This is an extension of the HTM model to include apical dendrites. The function of apical dendrites in pyramidal neurons is to implement the global neuronal workspace theory.
To demonstrate the model in action, I will show that it can pass a selective attention test. The canonical selective attention test involves observing a group of people moving around. The viewer is directed to focus on some of the people (and implicitly told to ignore all others). It demonstrates our ability to pay attention and to ignore distractions. You can watch the video at: selective attention test - YouTube
I demonstrate that the apical dendrites are capable of solving the selective attention test. The RED areas indicate what the model is paying attention to.
I implemented the model in Python using the HTM.Core library. It’s source code is available at GitHub - ctrl-z-9000-times/apical_dendrites: Selective Attention Test.
Begin with a model of a pyramidal neuron. There are several algorithms which can plausibly mimic a neuron, such as the Spatial Pooler or Temporal Memory algorithms. For this demonstration I used an encoder.
A new SDR is introduced to represent the global workspace, and each pyramidal neuron has a set of apical dendrites which function identically to the dendrites of a temporal memory except that they sample inputs from the global workspace SDR. Synaptic input to the soma and basal dendrites can cause neurons to activate, but neurons only participate in the global workspace SDR if they are both active and their apical dendrites are in a predictive state. Apical dendrites learn when the neuron activates (at any level).
The model is trained by promoting random objects into the global workspace. This means finding a group of neurons which are locally active but not active in the global workspace, and forcing the neurons into the workspace SDR. When an object is first promoted to global attention the attention will immediately fail, and after each failure the apical dendrites will learn to keep the object in the workspace, for next time. When the model detects that there is not activity in the global workspace SDR, it promotes a new random object into it.
Larkum 2013. https://www.projekte.hu-berlin.de/en/larkum/research/larkum_tins_2013
This article explains the neural mechanisms inside of the apical dendrites.
S. Dehaene and Y. Christen (eds.), Characterizing Consciousness: From Cognition to the Clinic?
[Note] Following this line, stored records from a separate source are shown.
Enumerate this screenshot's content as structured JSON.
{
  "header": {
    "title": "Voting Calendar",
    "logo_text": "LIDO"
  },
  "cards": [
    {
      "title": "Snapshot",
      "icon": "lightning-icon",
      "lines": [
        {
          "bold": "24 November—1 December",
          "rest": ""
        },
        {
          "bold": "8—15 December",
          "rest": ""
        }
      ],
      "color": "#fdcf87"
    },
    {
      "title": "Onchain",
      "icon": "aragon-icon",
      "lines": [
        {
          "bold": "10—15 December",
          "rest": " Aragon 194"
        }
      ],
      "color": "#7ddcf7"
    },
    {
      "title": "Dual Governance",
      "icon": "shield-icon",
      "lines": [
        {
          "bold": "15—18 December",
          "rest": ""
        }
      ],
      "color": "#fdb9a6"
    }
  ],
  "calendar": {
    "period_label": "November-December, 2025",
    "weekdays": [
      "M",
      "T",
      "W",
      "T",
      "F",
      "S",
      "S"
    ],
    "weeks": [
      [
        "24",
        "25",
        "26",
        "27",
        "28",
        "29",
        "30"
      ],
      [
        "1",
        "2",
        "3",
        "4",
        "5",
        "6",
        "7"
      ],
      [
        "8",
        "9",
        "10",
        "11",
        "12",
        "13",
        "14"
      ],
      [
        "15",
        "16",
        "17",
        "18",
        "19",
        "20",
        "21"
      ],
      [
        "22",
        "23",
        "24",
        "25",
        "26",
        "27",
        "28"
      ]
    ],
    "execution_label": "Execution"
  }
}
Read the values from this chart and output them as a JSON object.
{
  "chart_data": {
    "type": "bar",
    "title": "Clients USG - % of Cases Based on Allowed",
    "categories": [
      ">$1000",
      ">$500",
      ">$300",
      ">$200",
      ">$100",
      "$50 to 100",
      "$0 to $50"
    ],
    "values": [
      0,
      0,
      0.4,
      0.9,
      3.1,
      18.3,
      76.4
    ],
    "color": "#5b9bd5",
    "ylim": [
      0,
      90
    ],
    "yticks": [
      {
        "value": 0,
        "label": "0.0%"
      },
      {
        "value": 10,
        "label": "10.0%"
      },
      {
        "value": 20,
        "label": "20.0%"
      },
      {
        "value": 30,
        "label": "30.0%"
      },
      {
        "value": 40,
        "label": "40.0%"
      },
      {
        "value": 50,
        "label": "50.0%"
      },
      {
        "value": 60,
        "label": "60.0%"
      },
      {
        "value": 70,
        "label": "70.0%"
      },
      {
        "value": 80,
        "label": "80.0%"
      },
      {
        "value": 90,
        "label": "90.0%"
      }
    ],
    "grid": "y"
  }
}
Research and Perspectives in Neurosciences, DOI 10.1007/978-3-642-18015-6_4, # Springer-Verlag Berlin Heidelberg 2011
“The project of relating subjective reports of conscious perception to objective behavioral and neuroscientific findings is now under way in many laboratories throughout the world. The [Global Neuronal Workspace (GNW)] hypothesis provides one possible coherent framework within which these disparate observations can be integrated.”
“According to the GNW hypothesis, conscious access proceeds in two successive phases (see also Chun and Potter 1995; Lamme and Roelfsema 2000). In a first phase, lasting from ~100 to ~300 ms, the stimulus climbs up the cortical hierarchy of processors in a primarily bottom–up and non-conscious manner. In a second phase, if the stimulus is selected for its adequacy to current goals and attention state, it is amplified in a top–down manner and becomes maintained by sustained activity of a fraction of GNW neurons, the rest being inhibited. The entire workspace is globally interconnected in such a way that only one such conscious representation can be active at any given time (see Sergent et al. 2005; Sigman and Dehaene 2005, 2008). This all-or-none invasive property distinguishes it from peripheral processors in which, due to local patterns of connections, several representations with different formats may coexist. Simulations, further detailed below, indicate that the late global phase is characterized by several unique features. These predicted “signatures” of conscious access include a sudden, late and sustained firing in GNW neurons [referred to as conscious “ignition” in Dehaene et al. (2003)], a late sensory amplification in relevant processorneurons, and an increase in high-frequency oscillations and long distance phase synchrony.”
“The state of activation of GNW neurons is assumed to be globally regulated by vigilance signals from the ascending reticular activating system [which is located in the brainstem] that are powerful enough to control major transitions between the awake state (GNW active) and slow-wave sleep (GNW inactive) states. In the resting awake state, the brain is the seat of an important ongoing metabolic activity (Gusnard and Raichle 2001). An important statement of the GNW model is that the GNW network is the seat of a particular kind of brain-scale activity state characterized by spontaneous “ignitions” similar to those that can be elicited by external stimuli, but occurring endogenously (Dehaene and Changeux 2005). A representation that has invaded the workspace may remain active in an autonomous manner and resist changes in peripheral activity. If it is negatively evaluated, or if attention fails, it may, however, be spontaneously and randomly replaced by another discrete combination of workspace neurons, thus implementing an active “generator of diversity” that constantly projects and tests hypotheses on the outside world (Dehaene and Changeux 1989, 1991, 1997). The dynamics of workspace neuron activity is thus characterized by a constant flow of individual coherent episodes of variable duration, selected by specialized reward processors.”